Référence : 2004 CAF 199

CORAM :       LE JUGE DESJARDINS

LE JUGE LÉTOURNEAU

LE JUGE PELLETIER

ENTRE :

                                           PROCUREUR GÉNÉRAL DU CANADA

                                                                                                                                          demandeur

                                                                             et

REGROUPEMENT CONSTITUÉ DE L'ASSOCIATION DES PROFESSIONNELLES ET DES PROFESSIONNELS DE LA VIDÉO DU QUÉBEC (APVQ) ET DU SYNDICAT DES TECHNICIENS DU CINÉMA ET DE LA VIDÉO DU QUÉBEC (STCVQ) (MAINTENANT CONNU SOUS LE NOM DE L'ALLIANCE QUÉBÉCOISE DES TECHNICIENS DE L'IMAGE ET DU SON (AQTIS)

                                                                             

                                                                                                                                           défendeur

et

TRIBUNAL CANADIEN

DES RELATIONS PROFESSIONNELLES

ARTISTES-PRODUCTEURS

                                                                                                                                         intervenant

                                Audience tenue à Montréal (Québec), les 18 et 19 mai 2004.

                            Jugement rendu à l'audience à Montréal (Québec), le 19 mai 2004.

MOTIFS DU JUGEMENT DE LA COUR :                                                LE JUGE LÉTOURNEAU


Date : 20040519

Dossier : A-241-03

Référence : 2004 CAF 199

CORAM :       LE JUGE DESJARDINS

LE JUGE LÉTOURNEAU

LE JUGE PELLETIER

ENTRE :

                                           PROCUREUR GÉNÉRAL DU CANADA

                                                                                                                                          demandeur

                                                                             et

REGROUPEMENT CONSTITUÉ DE L'ASSOCIATION DES PROFESSIONNELLES ET DES PROFESSIONNELS DE LA VIDÉO DU QUÉBEC (APVQ) ET DU SYNDICAT DES TECHNICIENS DU CINÉMA ET DE LA VIDÉO DU QUÉBEC (STCVQ) (MAINTENANT CONNU SOUS LE NOM DE L'ALLIANCE QUÉBÉCOISE DES TECHNICIENS DE L'IMAGE ET DU SON (AQTIS)

                                                                             

                                                                                                                                           défendeur

et

TRIBUNAL CANADIEN

DES RELATIONS PROFESSIONNELLES

ARTISTES-PRODUCTEURS

                                                                                                                                         intervenant

                                           MOTIFS DU JUGEMENT DE LA COUR

                           (Prononcés à l'audience à Montréal (Québec), le 19 mai 2004)


LE JUGE LÉTOURNEAU

[1]                Malgré la plaidoirie attrayante de Me Piché, nous sommes d'avis que cette demande de contrôle judiciaire doit être rejetée.

[2]                Le demandeur en l'instance demande à cette Cour de casser la décision rendue le 4 mars 2003 par le Tribunal canadien des relations professionnelles artistes-producteurs (Tribunal).

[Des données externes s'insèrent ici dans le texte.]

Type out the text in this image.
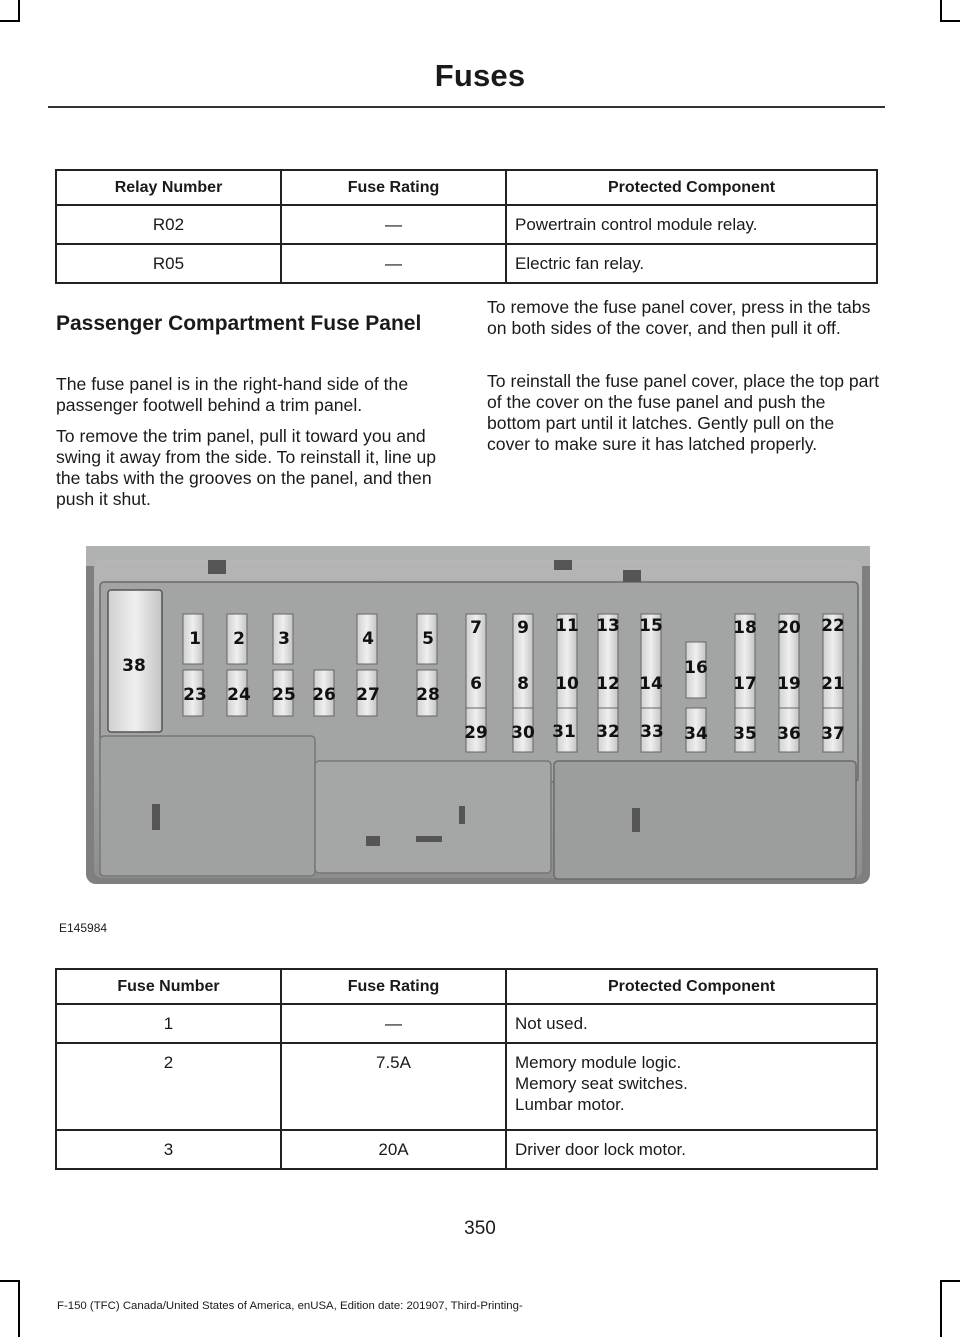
Fuses
Relay Number	Fuse Rating	Protected Component
R02	—	Powertrain control module relay.
R05	—	Electric fan relay.
Passenger Compartment Fuse Panel

The fuse panel is in the right-hand side of the passenger footwell behind a trim panel.

To remove the trim panel, pull it toward you and swing it away from the side. To reinstall it, line up the tabs with the grooves on the panel, and then push it shut.

To remove the fuse panel cover, press in the tabs on both sides of the cover, and then pull it off.

To reinstall the fuse panel cover, place the top part of the cover on the fuse panel and push the bottom part until it latches. Gently pull on the cover to make sure it has latched properly.

1 2 3	4	5
6
7
8
9
10
11
12
13
14
15
16
17
18
19
20
21
22
23 24 25 26 27 28
29 30 31 32 33 34 35 36 37
38
E145984
Fuse Number	Fuse Rating	Protected Component
1	—	Not used.

2	7.5A	Memory module logic.
Memory seat switches.
Lumbar motor.

3	20A	Driver door lock motor.
350
F-150 (TFC) Canada/United States of America, enUSA, Edition date: 201907, Third-Printing-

Plus précisément, il nous demande de statuer que les membres des professions suivantes ne contribuent pas directement à la conception de la production d'une oeuvre au sens du sous-alinéa 6(2)b)(iii) de la Loi sur le statut de l'artiste, L.C. 1992, c. 33 (Loi) et de l'article 2 du Règlement sur les catégories professionnelles, DORS/99-191 (Règlement) :

Catégorie 1 : conception de l'image, de l'éclairage et du son :

assistant réalisateur, premier assistant à la réalisation, directeur d'éclairage, preneur de son, bruiteur, infographiste, technicien aux effets spéciaux en infographie;

Catégorie 2 : conception de costumes, coiffures et maquillage :

chef maquilleur, maquilleur, assistant-maquilleur, maquilleur d'effets spéciaux, prothésiste, assistant prothésiste, chef coiffeur, coiffeur, perruquier, costumier;

Catégorie 3 : scénographie :

assistant directeur artistique, chef décorateur, chef accessoiriste, chef peintre, peintre scénique, sculpteur-mouleur, dessinateur, technicien d'effets spéciaux de plateau;

Catégorie 5 : montage et enchaînement :

directeur ou régisseur de plateau (à l'exclusion des directeurs de plateau dans le doublage), régisseur, régisseur d'extérieur, scripte, monteur d'images hors ligne, monteur d'images en ligne, monteur sonore, mixeur de son.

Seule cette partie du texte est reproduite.